Figures 1a and b are block diagrams of conventional solar cell arrays and their equivalent circuit diagrams. Figures 2a and b are block diagrams and their equivalent circuits when shaded by a portion of the solar cell array in Figure 1. The circuit diagram, Fig. 3 is an output characteristic diagram of the solar cell array, Fig. 4 is a block diagram of an embodiment of the present invention, and Fig. 5 a and b are diagrams when a part of the solar cell array according to the present invention is shaded.
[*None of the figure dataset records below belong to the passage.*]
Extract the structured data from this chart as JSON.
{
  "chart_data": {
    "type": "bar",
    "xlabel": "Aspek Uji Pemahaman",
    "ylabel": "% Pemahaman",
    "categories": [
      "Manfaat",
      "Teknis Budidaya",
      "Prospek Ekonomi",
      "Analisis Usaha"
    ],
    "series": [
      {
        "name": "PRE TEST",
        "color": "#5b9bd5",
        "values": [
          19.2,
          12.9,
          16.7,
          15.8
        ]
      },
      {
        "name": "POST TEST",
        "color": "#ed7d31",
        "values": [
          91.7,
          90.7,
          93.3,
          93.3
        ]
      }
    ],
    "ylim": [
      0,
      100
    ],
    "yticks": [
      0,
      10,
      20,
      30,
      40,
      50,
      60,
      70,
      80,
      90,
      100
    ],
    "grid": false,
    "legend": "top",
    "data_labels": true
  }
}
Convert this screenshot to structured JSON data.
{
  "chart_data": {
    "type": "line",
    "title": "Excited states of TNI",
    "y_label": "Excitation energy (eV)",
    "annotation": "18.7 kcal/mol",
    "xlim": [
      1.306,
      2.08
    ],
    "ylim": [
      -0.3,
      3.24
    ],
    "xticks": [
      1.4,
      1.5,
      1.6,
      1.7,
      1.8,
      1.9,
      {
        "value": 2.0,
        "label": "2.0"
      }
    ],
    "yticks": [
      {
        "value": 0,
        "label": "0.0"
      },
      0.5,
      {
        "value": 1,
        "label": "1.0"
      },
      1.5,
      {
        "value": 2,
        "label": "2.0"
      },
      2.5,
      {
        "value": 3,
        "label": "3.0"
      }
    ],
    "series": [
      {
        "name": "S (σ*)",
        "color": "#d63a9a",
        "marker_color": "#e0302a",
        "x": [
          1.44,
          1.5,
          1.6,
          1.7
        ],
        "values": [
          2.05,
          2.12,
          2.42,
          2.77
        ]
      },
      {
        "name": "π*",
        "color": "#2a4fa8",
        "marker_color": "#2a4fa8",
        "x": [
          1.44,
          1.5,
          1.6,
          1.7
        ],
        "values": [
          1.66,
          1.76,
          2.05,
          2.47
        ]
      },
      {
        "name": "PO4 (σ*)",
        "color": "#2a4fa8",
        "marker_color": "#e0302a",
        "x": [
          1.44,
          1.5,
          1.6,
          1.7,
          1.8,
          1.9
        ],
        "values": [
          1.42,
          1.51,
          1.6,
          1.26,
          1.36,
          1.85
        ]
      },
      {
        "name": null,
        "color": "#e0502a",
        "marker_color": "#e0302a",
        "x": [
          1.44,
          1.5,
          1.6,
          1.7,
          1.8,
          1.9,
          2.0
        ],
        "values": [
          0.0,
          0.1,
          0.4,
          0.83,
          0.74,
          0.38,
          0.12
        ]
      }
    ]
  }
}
FIG. 6 is a diagram showing the output characteristics of the solar cell arrays shown in FIGS. 3 and 5, and FIG. 7 is a diagram showing the temperature characteristics of the solar cell array output. In the figure, 1...Artificial satellite, 2...Solar cell array, 3...Solar cell element in operating state, 4...Solar cell element in non-operating state,
5... Shadow, 6... Shunt diode, 7... Solar cell element, 8... Control section, 9... Array switching section, 10... Reference voltage section, 11, 12... Relay.

Claims (1)

[Scope of utility model registration request] A plurality of solar cell blocks each having a plurality of series-connected solar cell elements each connected in parallel with a shunt diode, and a relay that constitutes a solar cell array by switchingly connecting both ends of these solar cell blocks in parallel or series; Voltage detecting means for detecting that the output voltage of the solar cell array has decreased from a predetermined reference voltage, and a part of the parallel connected portions of the solar cell blocks being switched to series connected when the voltage detecting means detects the voltage decrease. and relay driving means for driving the relay.